Tempered Adversarial Networks
This addresses the problem of unstable GAN training for researchers and practitioners, though it is an incremental improvement.
The paper tackles the training instability of generative adversarial networks (GANs) by proposing a modification that gives the generator control over real samples, leading to a tempered learning process. This approach improves quality, stability, and convergence speed across various GAN architectures, as demonstrated in experiments.
Generative adversarial networks (GANs) have been shown to produce realistic samples from high-dimensional distributions, but training them is considered hard. A possible explanation for training instabilities is the inherent imbalance between the networks: While the discriminator is trained directly on both real and fake samples, the generator only has control over the fake samples it produces since the real data distribution is fixed by the choice of a given dataset.
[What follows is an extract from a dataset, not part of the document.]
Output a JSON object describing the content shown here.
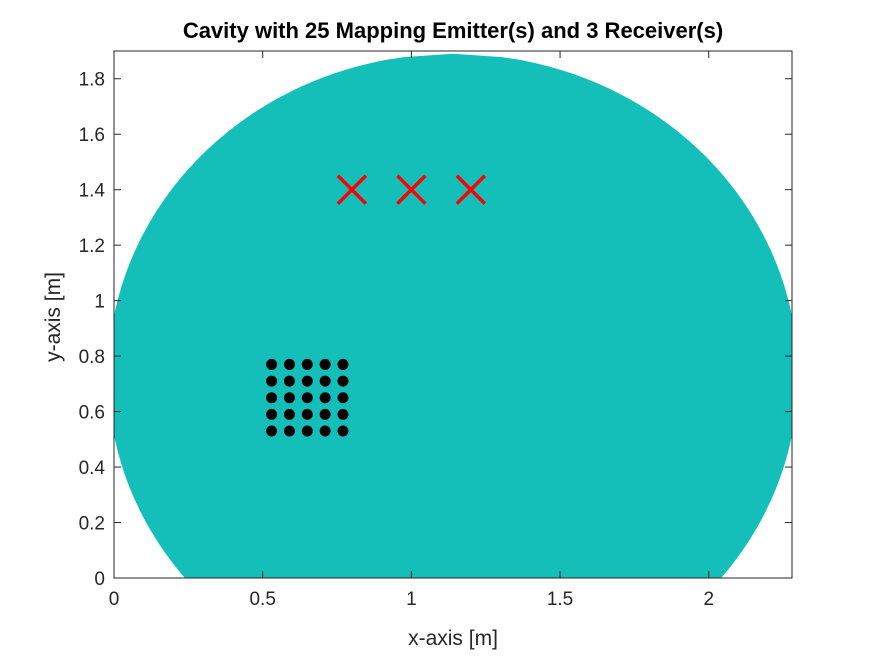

We propose a simple modification that gives the generator control over the real samples which leads to a tempered learning process for both generator and discriminator. The real data distribution passes through a lens before being revealed to the discriminator, balancing the generator and discriminator by gradually revealing more detailed features necessary to produce high-quality results. The proposed module automatically adjusts the learning process to the current strength of the networks, yet is generic and easy to add to any GAN variant. In a number of experiments, we show that this can improve quality, stability and/or convergence speed across a range of different GAN architectures (DCGAN, LSGAN, WGAN-GP).